Articles

Bruxelles(Monnaie), Così fan tutte, 23/05/2013

Così fan tutte

Mozart tel qu’en lui-même ! Et cela grâce aux choix et à la mise en scène de Michael Haneke : " Cosi fan tutte " dans toutes ses facettes !

On le sait, Mozart est de ceux – comme Molière ou Shakespeare en littérature – qui restituent de l’homme, des péripéties de son existence et de sa réalité essentielle, l’indissociable dualité : la comédie et la tragédie. Vivre en homme, c’est (faire) rire et mourir !

Rares sont les metteurs en scène qui réussissent à représenter réellement cette perpétuelle coexistence. Ils surexposent l’une ou l’autre de ses composantes : et l’on rira OU l’on s’affligera.

Pour cet opéra dont la conclusion " heureuse " - les couples un instant compromis se sont reconstitués – ne masque pas combien il a confirmé les points de vue les plus pessimistes ou les plus cyniques quant à la valeur de nos engagements sentimentaux – en l’absence de leurs promis, et comme cela était " prédit " par le " philosophe Alfonso ", " elles " ont fini par céder aux " assauts " de leurs prétendants -, Michael Haneke a fait des choix judicieux, les a merveilleusement concrétisés, et surtout dans une vision d’ensemble d’une extrême et remarquable cohérence.

Ses interprètes ont l’âge, les apparences et les réactions des personnages. Si cela semble aller de soi sur un plateau de théâtre, il en va tout autrement pour un opéra. Ne va-t-on pas perdre vocalement ce que l’on gagne visuellement ? Eh bien non ! Les jeunes chanteurs sont à la hauteur ! Et un premier ravissement du spectacle naît de cette adéquation entre ceux qu’ils sont et ceux qu’ils jouent et chantent. Quel dynamisme, quelle présence, quelle vérité, quelle immédiateté du chant et du jeu confondus.

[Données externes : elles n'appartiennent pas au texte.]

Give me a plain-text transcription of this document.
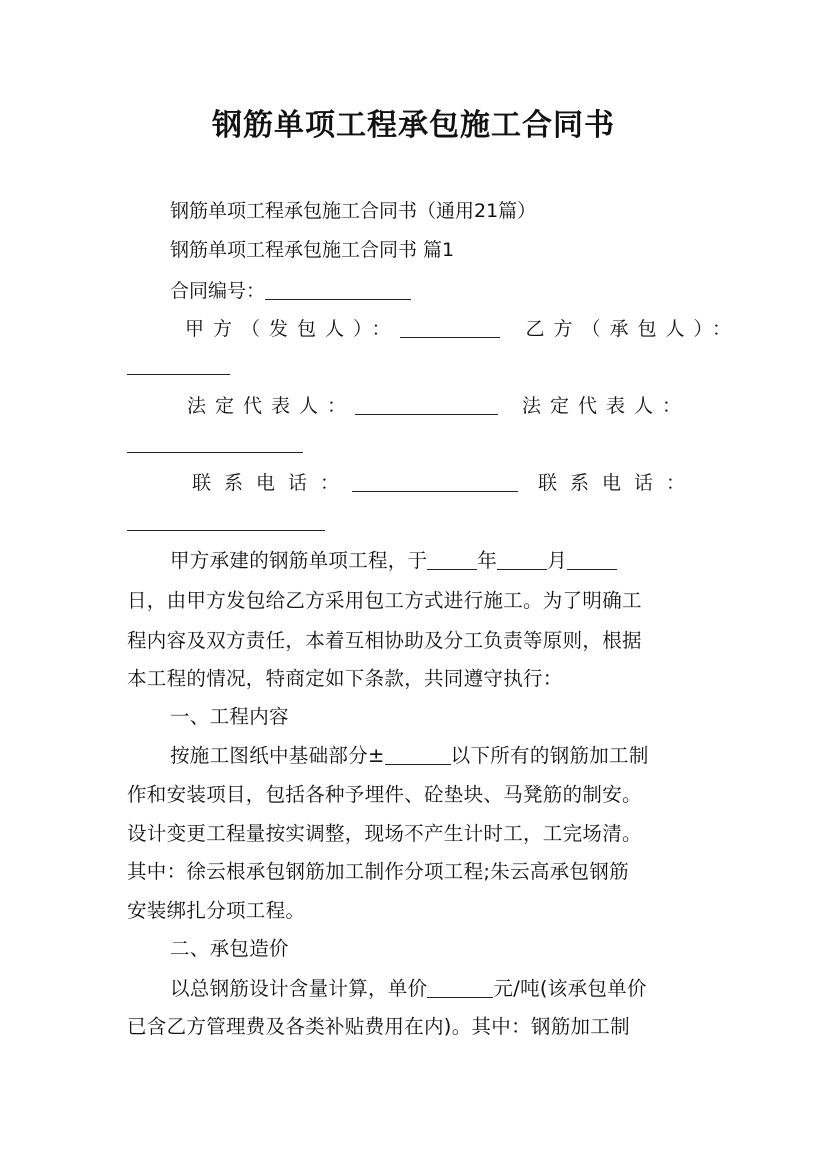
钢筋单项工程承包施工合同书
钢筋单项工程承包施工合同书（通用21篇）
钢筋单项工程承包施工合同书 篇1
合同编号：
甲方（发包人）：	乙方（承包人）：
法定代表人：	法定代表人：
联系电话：	联系电话：
甲方承建的钢筋单项工程，于	年	月
日，由甲方发包给乙方采用包工方式进行施工。为了明确工
程内容及双方责任，本着互相协助及分工负责等原则，根据
本工程的情况，特商定如下条款，共同遵守执行：
一、工程内容
按施工图纸中基础部分±	以下所有的钢筋加工制
作和安装项目，包括各种予埋件、砼垫块、马凳筋的制安。
设计变更工程量按实调整，现场不产生计时工，工完场清。
其中：徐云根承包钢筋加工制作分项工程;朱云高承包钢筋
安装绑扎分项工程。
二、承包造价
以总钢筋设计含量计算，单价	元/吨(该承包单价
已含乙方管理费及各类补贴费用在内)。其中：钢筋加工制
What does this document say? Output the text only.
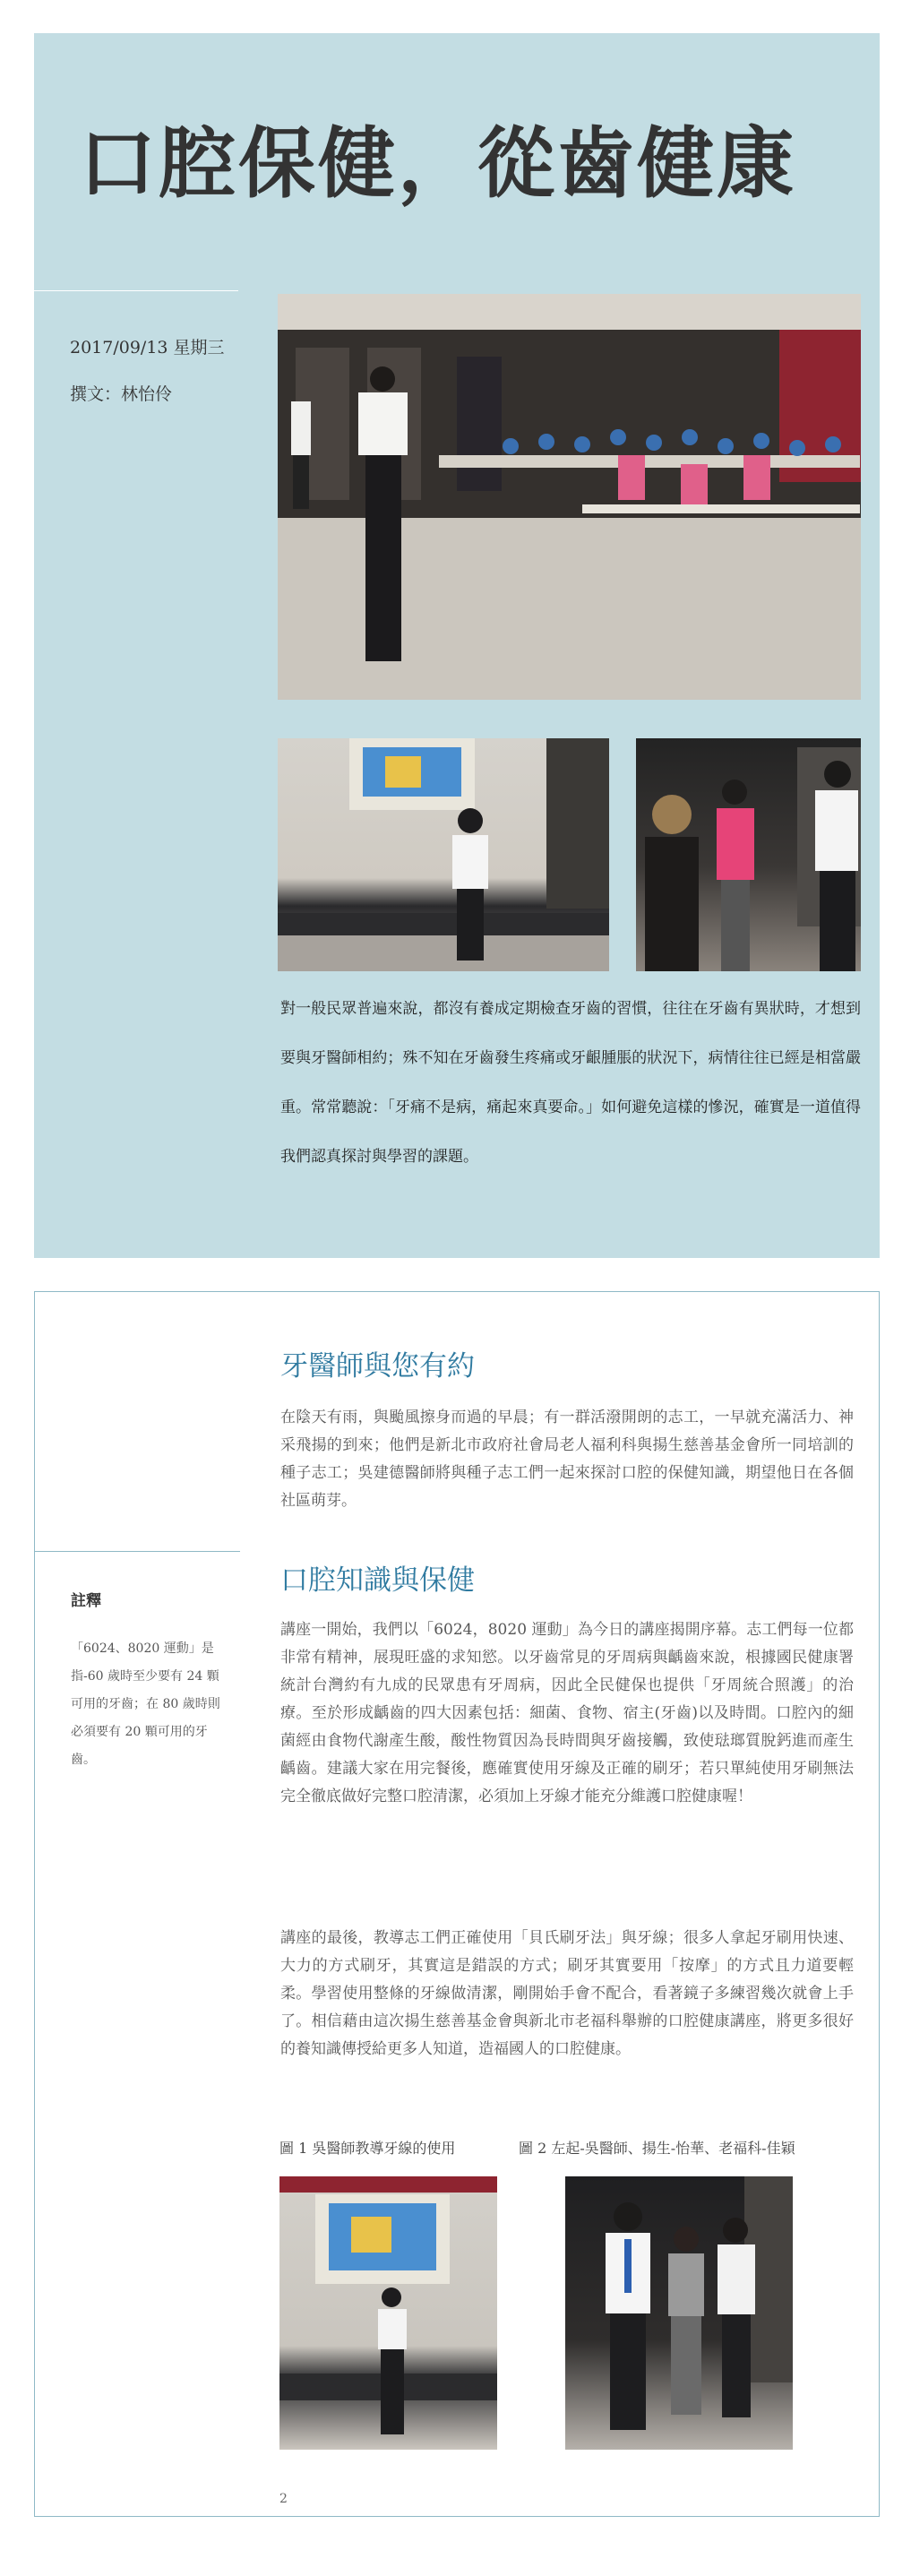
口腔保健，從齒健康
2017/09/13 星期三
撰文：林怡伶

對一般民眾普遍來說，都沒有養成定期檢查牙齒的習慣，往往在牙齒有異狀時，才想到要與牙醫師相約；殊不知在牙齒發生疼痛或牙齦腫脹的狀況下，病情往往已經是相當嚴重。常常聽說：「牙痛不是病，痛起來真要命。」如何避免這樣的慘況，確實是一道值得我們認真探討與學習的課題。

牙醫師與您有約

在陰天有雨，與颱風擦身而過的早晨；有一群活潑開朗的志工，一早就充滿活力、神采飛揚的到來；他們是新北市政府社會局老人福利科與揚生慈善基金會所一同培訓的種子志工；吳建德醫師將與種子志工們一起來探討口腔的保健知識，期望他日在各個社區萌芽。

註釋

「6024、8020 運動」是指-60 歲時至少要有 24 顆可用的牙齒；在 80 歲時則必須要有 20 顆可用的牙齒。

口腔知識與保健

講座一開始，我們以「6024，8020 運動」為今日的講座揭開序幕。志工們每一位都非常有精神，展現旺盛的求知慾。以牙齒常見的牙周病與齲齒來說，根據國民健康署統計台灣約有九成的民眾患有牙周病，因此全民健保也提供「牙周統合照護」的治療。至於形成齲齒的四大因素包括：細菌、食物、宿主(牙齒)以及時間。口腔內的細菌經由食物代謝產生酸，酸性物質因為長時間與牙齒接觸，致使琺瑯質脫鈣進而產生齲齒。建議大家在用完餐後，應確實使用牙線及正確的刷牙；若只單純使用牙刷無法完全徹底做好完整口腔清潔，必須加上牙線才能充分維護口腔健康喔！

講座的最後，教導志工們正確使用「貝氏刷牙法」與牙線；很多人拿起牙刷用快速、大力的方式刷牙，其實這是錯誤的方式；刷牙其實要用「按摩」的方式且力道要輕柔。學習使用整條的牙線做清潔，剛開始手會不配合，看著鏡子多練習幾次就會上手了。相信藉由這次揚生慈善基金會與新北市老福科舉辦的口腔健康講座，將更多很好的養知識傳授給更多人知道，造福國人的口腔健康。

圖 1 吳醫師教導牙線的使用	圖 2 左起-吳醫師、揚生-怡華、老福科-佳穎
2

Remarquable aussi est le traitement des deux " manipulateurs ", cet Alfonso et cette Despina qui vont prouver la relativité de nos " engagements absolus ". Et Haneke a significativement mis en évidence le personnage de Despina. Elle n’est plus simplement une servante dévouée à son maître, une sorte d’écho aux conceptions et propos de celui-ci. Elle est en fait, petit lutin malicieux, la " dea ex machina " de tout ce qui va advenir.

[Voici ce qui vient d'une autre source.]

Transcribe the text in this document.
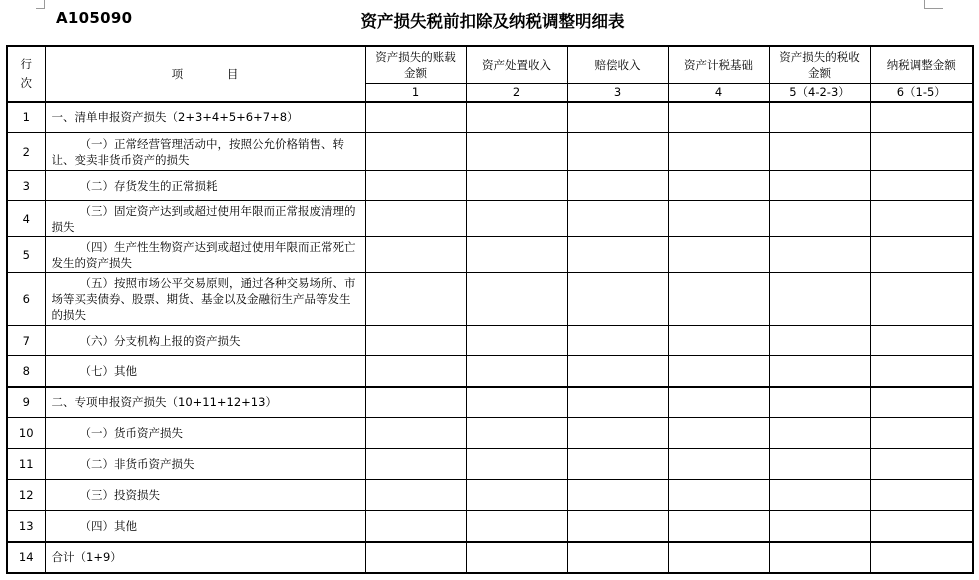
A105090	资产损失税前扣除及纳税调整明细表
行
次	项            目	资产损失的账载金额	资产处置收入	赔偿收入	资产计税基础	资产损失的税收金额	纳税调整金额
		1	2	3	4	5（4-2-3）	6（1-5）
1	一、清单申报资产损失（2+3+4+5+6+7+8）						
2	（一）正常经营管理活动中，按照公允价格销售、转让、变卖非货币资产的损失						
3	（二）存货发生的正常损耗						
4	（三）固定资产达到或超过使用年限而正常报废清理的损失						
5	（四）生产性生物资产达到或超过使用年限而正常死亡发生的资产损失						
6	（五）按照市场公平交易原则，通过各种交易场所、市场等买卖债券、股票、期货、基金以及金融衍生产品等发生的损失						
7	（六）分支机构上报的资产损失						
8	（七）其他						
9	二、专项申报资产损失（10+11+12+13）						
10	（一）货币资产损失						
11	（二）非货币资产损失						
12	（三）投资损失						
13	（四）其他						
14	合计（1+9）						
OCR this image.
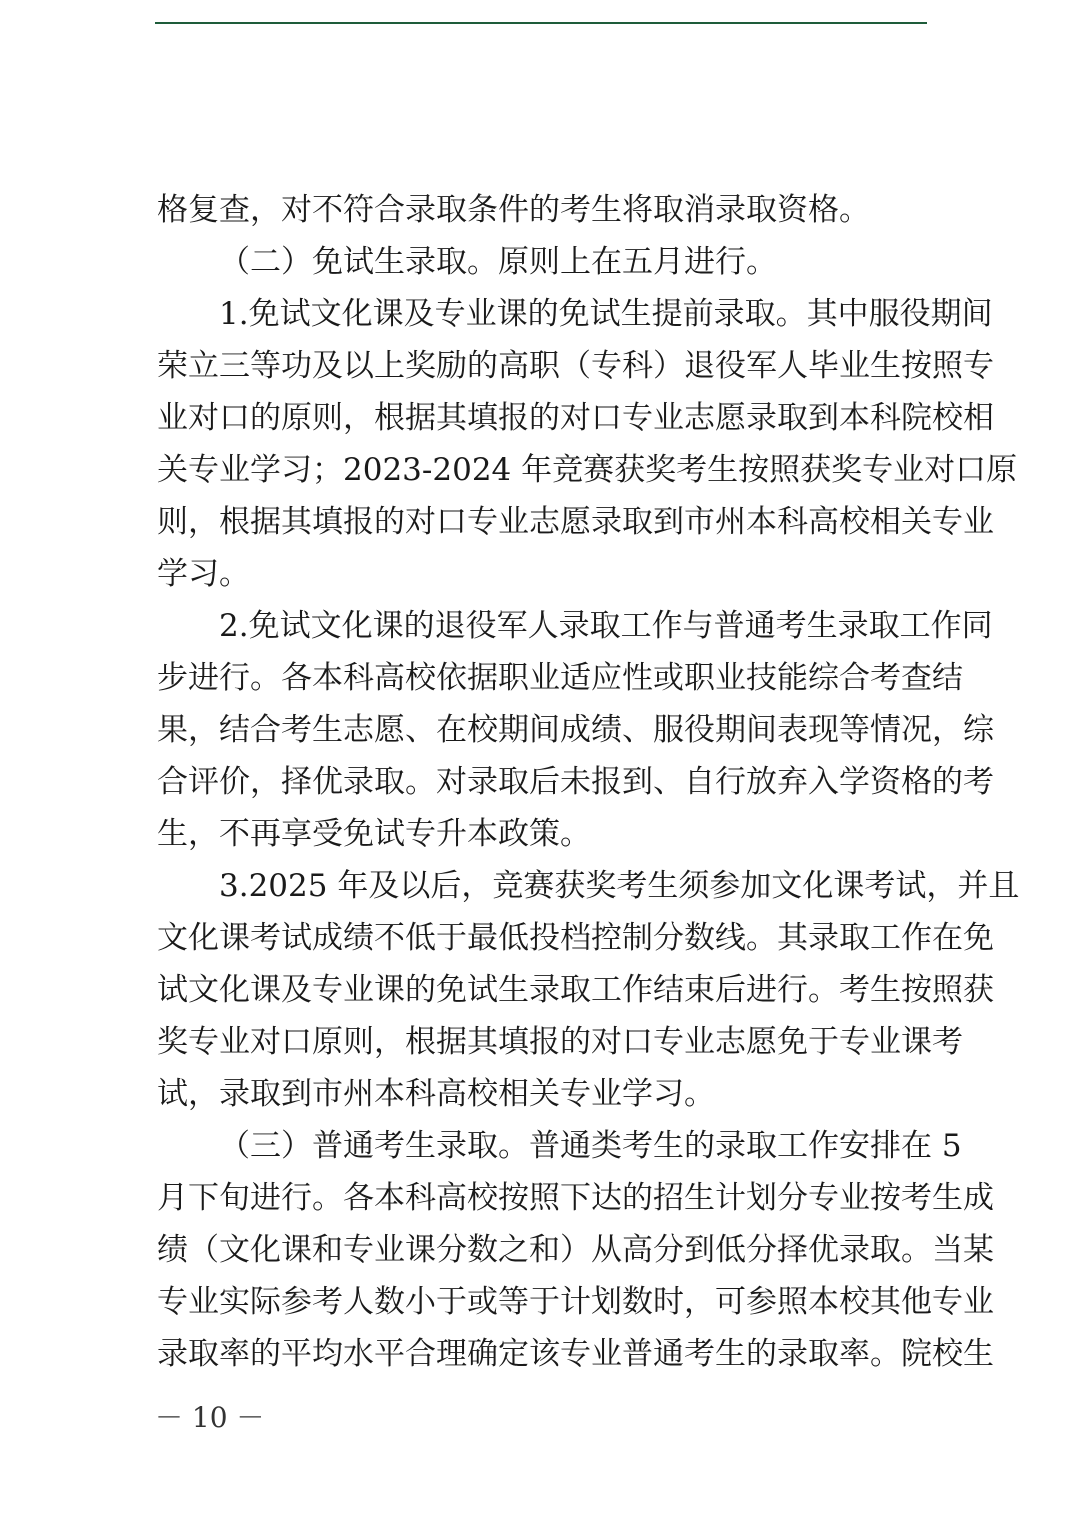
格复查，对不符合录取条件的考生将取消录取资格。
（二）免试生录取。原则上在五月进行。
1.免试文化课及专业课的免试生提前录取。其中服役期间
荣立三等功及以上奖励的高职（专科）退役军人毕业生按照专
业对口的原则，根据其填报的对口专业志愿录取到本科院校相
关专业学习；2023-2024 年竞赛获奖考生按照获奖专业对口原
则，根据其填报的对口专业志愿录取到市州本科高校相关专业
学习。
2.免试文化课的退役军人录取工作与普通考生录取工作同
步进行。各本科高校依据职业适应性或职业技能综合考查结
果，结合考生志愿、在校期间成绩、服役期间表现等情况，综
合评价，择优录取。对录取后未报到、自行放弃入学资格的考
生，不再享受免试专升本政策。
3.2025 年及以后，竞赛获奖考生须参加文化课考试，并且
文化课考试成绩不低于最低投档控制分数线。其录取工作在免
试文化课及专业课的免试生录取工作结束后进行。考生按照获
奖专业对口原则，根据其填报的对口专业志愿免于专业课考
试，录取到市州本科高校相关专业学习。
（三）普通考生录取。普通类考生的录取工作安排在 5
月下旬进行。各本科高校按照下达的招生计划分专业按考生成
绩（文化课和专业课分数之和）从高分到低分择优录取。当某
专业实际参考人数小于或等于计划数时，可参照本校其他专业
录取率的平均水平合理确定该专业普通考生的录取率。院校生
－ 10 －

Et l’œuvre alors de combiner le charme d’un théâtre de marionnettes (les " héros " vont là où ils doivent aller), d’une comédie savoureuse et d’une démonstration humaine plus douloureuse. Ces jeunes gens-là pensaient s’amuser, ils sont confrontés à une réalité pénible, à LA réalité !

Et la réussite de Michael Haneke tient aussi à ses choix de détails : les costumes (d’aujourd’hui ou d’époque), la présence de figurants-témoins, les accessoires, le décor. Etrange : ils ne cessent de boire et de boire encore, " sans modération "…

Tout cela est BEAU ! Ravissement pour les yeux ! Mais cette beauté est le merveilleux écrin d’une révélation sans appel. La mise en scène de Michael Haneke est en phase extraordinaire avec la musique de Wolfgang-Amadeus Mozart, si belle elle aussi pour faire entendre les accents les plus humainement déchirants !

Stéphane Gilbart

(Photo Javier del Real)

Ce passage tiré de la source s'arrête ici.